Advogada fica "presa" no autoatendimento do Bradesco


Eram pontualmente 22h de sábado (15) – pouco antes do tardio jantar da advogada porto-alegrense Clédia Maria Padilha Nuñez, 50 de idade (OAB-RS nº 57.691), e o destino dela era a Churrascaria Giovanaz, na Avenida Venâncio Aires, conhecida na região por só aceitar pagamentos em dinheiro ou cheque. Por isso, Clédia estacionou e caminhou cerca de 100 metros até os terminais eletrônicos do Bradesco, na mesma via, bairro Cidade Baixa, em Porto Alegre.

No momento em que a correntista completou o saque de R$ 70, as luzes se apagaram, o ar-condicionado desligou e as portas se trancaram. As informações são do Clic RBS, em texto do jornalista Cauê Fonseca e foram postadas ontem (17), por volta das 17h. “Havia um botão do lado de dentro para que a porta abrisse, mas talvez o mecanismo também se desligue automaticamente às 22h. Fiquei presa ali, naquele forno, sem saber o que fazer” – relatou a advogada..

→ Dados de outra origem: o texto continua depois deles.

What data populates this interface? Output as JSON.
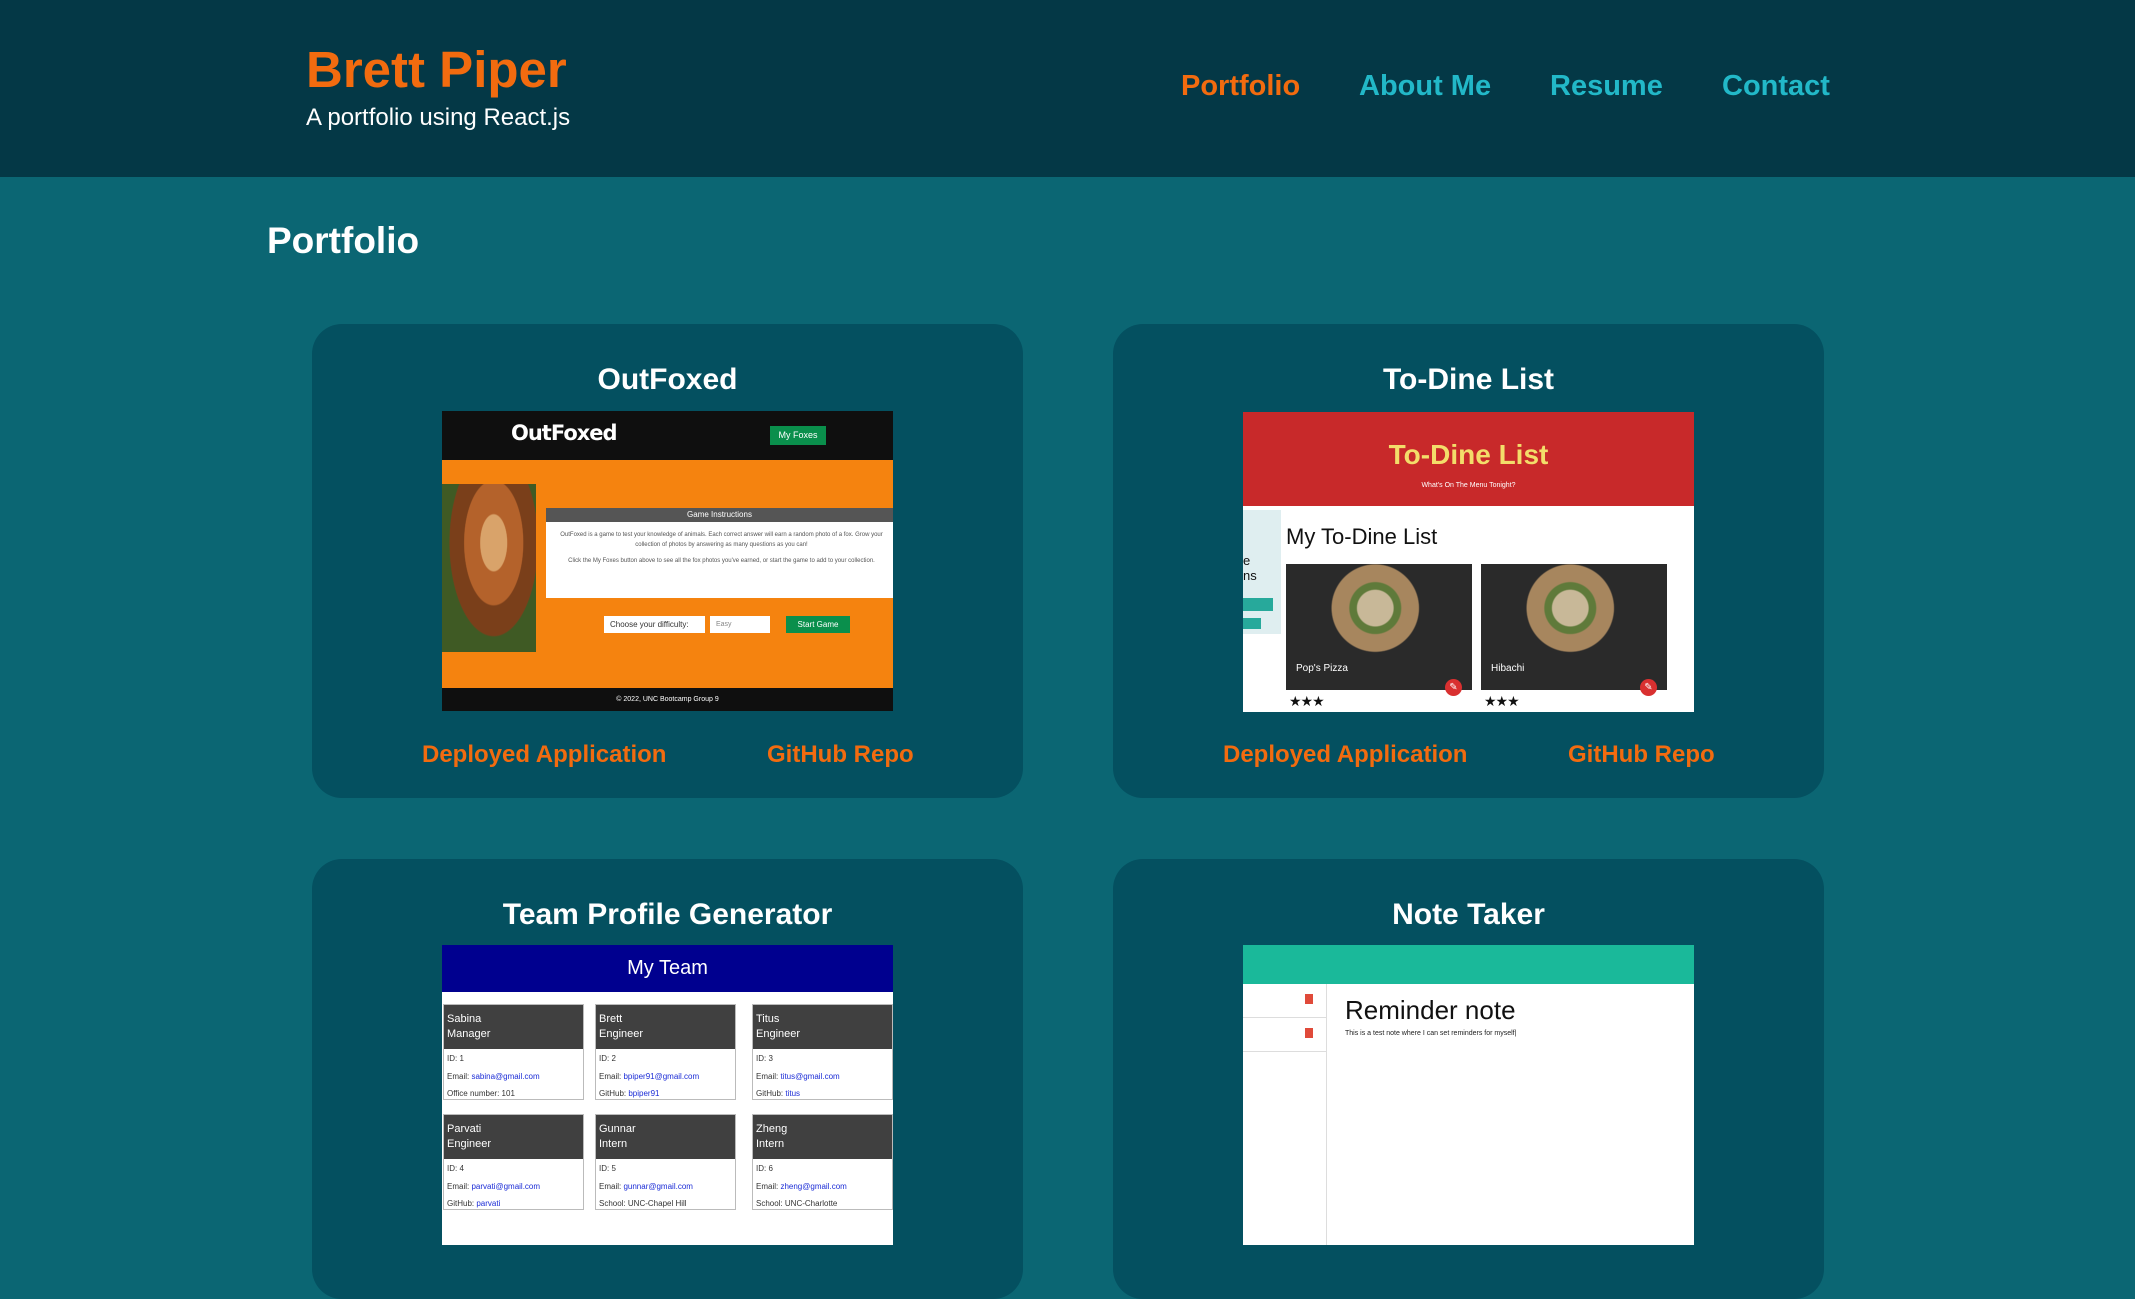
{
  "header": {
    "name": "Brett Piper",
    "tagline": "A portfolio using React.js",
    "nav": [
      {
        "label": "Portfolio",
        "active": true
      },
      {
        "label": "About Me"
      },
      {
        "label": "Resume"
      },
      {
        "label": "Contact"
      }
    ]
  },
  "page": {
    "title": "Portfolio"
  },
  "projects": [
    {
      "title": "OutFoxed",
      "deployed_label": "Deployed Application",
      "repo_label": "GitHub Repo",
      "screenshot": {
        "logo": "OutFoxed",
        "button": "My Foxes",
        "panel_title": "Game Instructions",
        "panel_text_1": "OutFoxed is a game to test your knowledge of animals. Each correct answer will earn a random photo of a fox. Grow your collection of photos by answering as many questions as you can!",
        "panel_text_2": "Click the My Foxes button above to see all the fox photos you've earned, or start the game to add to your collection.",
        "difficulty_label": "Choose your difficulty:",
        "difficulty_value": "Easy",
        "start_button": "Start Game",
        "footer": "© 2022, UNC Bootcamp Group 9"
      }
    },
    {
      "title": "To-Dine List",
      "deployed_label": "Deployed Application",
      "repo_label": "GitHub Repo",
      "screenshot": {
        "logo": "To-Dine List",
        "tagline": "What's On The Menu Tonight?",
        "side_text": "e\nns",
        "heading": "My To-Dine List",
        "cards": [
          {
            "label": "Pop's Pizza",
            "stars": "★★★"
          },
          {
            "label": "Hibachi",
            "stars": "★★★"
          }
        ]
      }
    },
    {
      "title": "Team Profile Generator",
      "screenshot": {
        "header": "My Team",
        "members": [
          {
            "name": "Sabina",
            "role": "Manager",
            "id": "ID: 1",
            "email": "sabina@gmail.com",
            "extra_label": "Office number: ",
            "extra_value": "101"
          },
          {
            "name": "Brett",
            "role": "Engineer",
            "id": "ID: 2",
            "email": "bpiper91@gmail.com",
            "extra_label": "GitHub: ",
            "extra_value": "bpiper91"
          },
          {
            "name": "Titus",
            "role": "Engineer",
            "id": "ID: 3",
            "email": "titus@gmail.com",
            "extra_label": "GitHub: ",
            "extra_value": "titus"
          },
          {
            "name": "Parvati",
            "role": "Engineer",
            "id": "ID: 4",
            "email": "parvati@gmail.com",
            "extra_label": "GitHub: ",
            "extra_value": "parvati"
          },
          {
            "name": "Gunnar",
            "role": "Intern",
            "id": "ID: 5",
            "email": "gunnar@gmail.com",
            "extra_label": "School: ",
            "extra_value": "UNC-Chapel Hill"
          },
          {
            "name": "Zheng",
            "role": "Intern",
            "id": "ID: 6",
            "email": "zheng@gmail.com",
            "extra_label": "School: ",
            "extra_value": "UNC-Charlotte"
          }
        ]
      }
    },
    {
      "title": "Note Taker",
      "screenshot": {
        "note_title": "Reminder note",
        "note_text": "This is a test note where I can set reminders for myself|"
      }
    }
  ],
  "colors": {
    "page_bg": "#0b6673",
    "header_bg": "#043846",
    "card_bg": "#045060",
    "accent": "#f26b0f",
    "nav_link": "#22b8c8"
  }
}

Uma complicação: Clésia havia deixado o celular dentro do automóvel. Também não havia ninguém ainda esperando por ela na churrascaria. Precisaria chamar a atenção de um estranho para tomar alguma providência.

Ainda bem que aquele horário era o momento exato de encerramento da empresa Company Galetos, do outro lado da rua. O proprietário, Sandro Ferreira, estava parado em frente ao estabelecimento, antes de tomar o rumo de casa.

Ele relata que “estava olhando para o Bradesco quando vi as luzes se apagarem com uma mulher dentro. Achei estranho. Daí vi que ela não saía e, logo depois, veio acenar na porta para chamar a atenção”.

Sandro ligou para a polícia, que sugeriu uma chamada aos bombeiros. Estes chegaram 45 minutos depois, após concluírem um atendimento na Ilha da Pintada. Ao todo, a advogada ficou cerca de uma hora “presa” no terminal de autoatendimento.

Clédia elogia a equipe do sargento Lúcio Munhoz, que não teve alternativas senão arrombar a porta. Ela é crítica ao atendimento do banco.

- Não havia um botão de pânico, um canal de atendimento para emergências, nada... Nem mesmo um aviso de que isso poderia acontecer naquele horário. E se tivesse acontecido com a minha mãe, ou com pessoas mais idosas?...

Clédia adiantou que vai ingressar com uma ação por danos morais, contra o Bradesco, como "medida pedagógica".

Ao Clic RBS ela diz que ao menos o episódio não estragou de todo a noite, porque “passado o susto e com um pouco mais de uma hora de atraso, o churrasco foi degustado”.

A anterior refeição dela tinha sido o almoço e, pelas circunstâncias, ela terminou sendo a última cliente daquela noite, na Churrascaria Giovanaz.

Contraponto

O Espaço Vital ofereceu ao Bradesco a possibilidade de contraponto. Mas não houve resposta, até o fechamento desta edição.